Born into a world where everyone was White
Didn't take long to learn the stereotypes
Most folks felt the exception proved the rule
And the evening news provided plenty of fuel
Emotions flared - I realized the deal
No one questioned if these images were real
I'd be the one to set my people straight
I'd go downtown and meet my messianic fate
I get a feeling, and it calls to me
I get a feeling, and it calls to me
I get a feeling, and it calls to me
Being young, I got the breakfast shift
I unlocked the doors and served those nasty grits
The men came in - They all had tales to tell
Or maybe just looking to sit down for a spell
All the same I was scared consistently
One of them's bound to take their anger out on me
I'd say the wrong thing and that would be the end
Of all this talk of being brothers, being friends
I get a feeling, and it calls to me
I get a feeling, and it calls to me
I get a feeling, and it calls to me
Where in hell did I get this kind of thought?

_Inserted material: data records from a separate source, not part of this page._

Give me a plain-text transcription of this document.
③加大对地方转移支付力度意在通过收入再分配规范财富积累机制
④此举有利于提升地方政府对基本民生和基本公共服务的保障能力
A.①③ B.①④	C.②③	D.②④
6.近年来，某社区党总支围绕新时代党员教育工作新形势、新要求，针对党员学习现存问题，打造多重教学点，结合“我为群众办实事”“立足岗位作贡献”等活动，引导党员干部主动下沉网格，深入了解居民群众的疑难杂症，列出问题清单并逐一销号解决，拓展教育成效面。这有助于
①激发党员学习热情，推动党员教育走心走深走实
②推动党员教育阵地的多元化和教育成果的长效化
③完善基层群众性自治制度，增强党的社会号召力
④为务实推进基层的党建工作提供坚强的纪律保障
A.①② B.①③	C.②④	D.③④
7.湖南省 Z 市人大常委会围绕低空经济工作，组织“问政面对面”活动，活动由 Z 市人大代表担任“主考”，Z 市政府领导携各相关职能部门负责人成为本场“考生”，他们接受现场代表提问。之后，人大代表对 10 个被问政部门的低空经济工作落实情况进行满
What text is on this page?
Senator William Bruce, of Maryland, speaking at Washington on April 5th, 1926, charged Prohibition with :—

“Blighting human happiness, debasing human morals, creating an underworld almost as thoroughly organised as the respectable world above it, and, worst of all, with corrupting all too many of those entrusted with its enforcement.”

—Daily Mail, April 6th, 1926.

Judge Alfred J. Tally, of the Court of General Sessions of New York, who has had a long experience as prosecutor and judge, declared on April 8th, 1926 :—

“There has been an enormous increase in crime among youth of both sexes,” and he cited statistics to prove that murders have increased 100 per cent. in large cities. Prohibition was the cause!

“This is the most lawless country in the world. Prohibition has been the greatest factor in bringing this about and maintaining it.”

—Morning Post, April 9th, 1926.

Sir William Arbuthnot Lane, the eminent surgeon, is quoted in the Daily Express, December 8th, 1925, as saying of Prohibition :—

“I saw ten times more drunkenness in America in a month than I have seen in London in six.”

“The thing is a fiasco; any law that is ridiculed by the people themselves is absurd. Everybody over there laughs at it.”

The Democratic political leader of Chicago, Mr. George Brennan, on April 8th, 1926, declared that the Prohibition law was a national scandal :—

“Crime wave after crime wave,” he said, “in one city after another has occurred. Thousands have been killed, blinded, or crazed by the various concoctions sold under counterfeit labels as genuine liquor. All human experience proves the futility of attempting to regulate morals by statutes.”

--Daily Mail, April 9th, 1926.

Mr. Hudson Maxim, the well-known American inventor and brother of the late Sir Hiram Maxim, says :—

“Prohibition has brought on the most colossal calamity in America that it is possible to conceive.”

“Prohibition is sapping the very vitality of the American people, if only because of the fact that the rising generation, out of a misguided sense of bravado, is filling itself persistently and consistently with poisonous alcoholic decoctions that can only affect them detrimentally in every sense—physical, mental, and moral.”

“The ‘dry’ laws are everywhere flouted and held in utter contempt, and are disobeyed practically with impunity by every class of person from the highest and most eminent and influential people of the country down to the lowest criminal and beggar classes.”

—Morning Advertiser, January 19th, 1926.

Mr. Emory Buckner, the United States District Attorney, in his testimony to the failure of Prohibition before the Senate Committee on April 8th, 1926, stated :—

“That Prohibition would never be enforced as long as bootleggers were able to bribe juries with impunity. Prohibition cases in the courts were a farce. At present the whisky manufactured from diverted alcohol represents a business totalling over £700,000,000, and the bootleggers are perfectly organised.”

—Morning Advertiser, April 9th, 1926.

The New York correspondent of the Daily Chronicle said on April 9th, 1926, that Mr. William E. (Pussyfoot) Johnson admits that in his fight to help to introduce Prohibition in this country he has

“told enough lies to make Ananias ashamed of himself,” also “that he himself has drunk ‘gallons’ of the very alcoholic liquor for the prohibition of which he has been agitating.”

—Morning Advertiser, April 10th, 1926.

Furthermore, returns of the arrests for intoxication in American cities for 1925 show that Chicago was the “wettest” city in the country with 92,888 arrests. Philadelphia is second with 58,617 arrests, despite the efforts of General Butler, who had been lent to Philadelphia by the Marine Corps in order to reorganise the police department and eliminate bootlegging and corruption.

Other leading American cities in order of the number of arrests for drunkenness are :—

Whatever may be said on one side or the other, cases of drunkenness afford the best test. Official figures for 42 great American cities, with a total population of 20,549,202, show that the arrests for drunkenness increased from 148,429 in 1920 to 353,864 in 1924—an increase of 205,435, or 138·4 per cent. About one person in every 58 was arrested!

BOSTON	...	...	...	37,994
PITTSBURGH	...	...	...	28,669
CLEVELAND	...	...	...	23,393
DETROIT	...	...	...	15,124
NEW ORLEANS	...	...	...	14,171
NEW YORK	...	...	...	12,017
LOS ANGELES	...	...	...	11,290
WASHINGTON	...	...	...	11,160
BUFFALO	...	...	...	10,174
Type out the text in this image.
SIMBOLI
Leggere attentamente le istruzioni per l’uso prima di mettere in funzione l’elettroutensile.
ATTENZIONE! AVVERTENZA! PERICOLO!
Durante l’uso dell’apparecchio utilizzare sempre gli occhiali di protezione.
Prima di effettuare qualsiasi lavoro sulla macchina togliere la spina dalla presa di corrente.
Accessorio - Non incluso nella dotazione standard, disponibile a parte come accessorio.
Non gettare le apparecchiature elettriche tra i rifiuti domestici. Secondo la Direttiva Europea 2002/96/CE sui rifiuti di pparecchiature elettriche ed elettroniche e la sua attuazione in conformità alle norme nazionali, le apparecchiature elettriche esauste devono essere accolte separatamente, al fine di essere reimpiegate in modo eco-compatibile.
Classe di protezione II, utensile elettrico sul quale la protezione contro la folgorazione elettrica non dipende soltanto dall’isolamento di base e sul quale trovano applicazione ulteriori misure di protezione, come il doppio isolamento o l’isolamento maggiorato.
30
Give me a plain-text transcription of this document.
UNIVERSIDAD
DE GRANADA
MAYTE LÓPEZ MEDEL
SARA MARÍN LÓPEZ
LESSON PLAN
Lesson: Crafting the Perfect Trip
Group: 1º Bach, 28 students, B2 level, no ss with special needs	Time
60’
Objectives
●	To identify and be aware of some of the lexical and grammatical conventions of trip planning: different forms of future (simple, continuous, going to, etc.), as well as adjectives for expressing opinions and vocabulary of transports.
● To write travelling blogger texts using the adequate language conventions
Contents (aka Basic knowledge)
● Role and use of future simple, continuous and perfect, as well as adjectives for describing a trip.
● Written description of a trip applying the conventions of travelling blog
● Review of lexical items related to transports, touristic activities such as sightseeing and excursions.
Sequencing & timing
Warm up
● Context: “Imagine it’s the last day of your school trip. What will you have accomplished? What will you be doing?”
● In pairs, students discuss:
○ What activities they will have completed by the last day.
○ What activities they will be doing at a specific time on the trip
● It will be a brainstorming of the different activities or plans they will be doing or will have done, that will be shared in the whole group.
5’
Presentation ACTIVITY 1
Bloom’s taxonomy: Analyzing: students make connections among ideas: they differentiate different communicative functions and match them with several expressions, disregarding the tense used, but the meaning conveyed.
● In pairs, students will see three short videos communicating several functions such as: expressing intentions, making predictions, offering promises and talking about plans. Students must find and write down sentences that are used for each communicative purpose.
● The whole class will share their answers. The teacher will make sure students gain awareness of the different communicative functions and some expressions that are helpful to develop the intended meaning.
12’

I can't be sure, but TV'd be a place to start
If I had never looked these black men in their eyes
I wouldn't know that I'd been racist all this time
So, it's been said - Where do I go from here?
This is my story 'bout irrational fear
Don't know what the consequence will be
Good or bad, it's about honesty
I get a feeling, and it calls to me
I thought it'd be others, but the broken one was me
It's not what I intended, but it's what I need
Is there still room in this world for us to tell the truth?
Where that dream won't be reduced to the naivete of youth?
Many feel that we've passed the time for honesty
So much on the line now, but is that what it means to be free?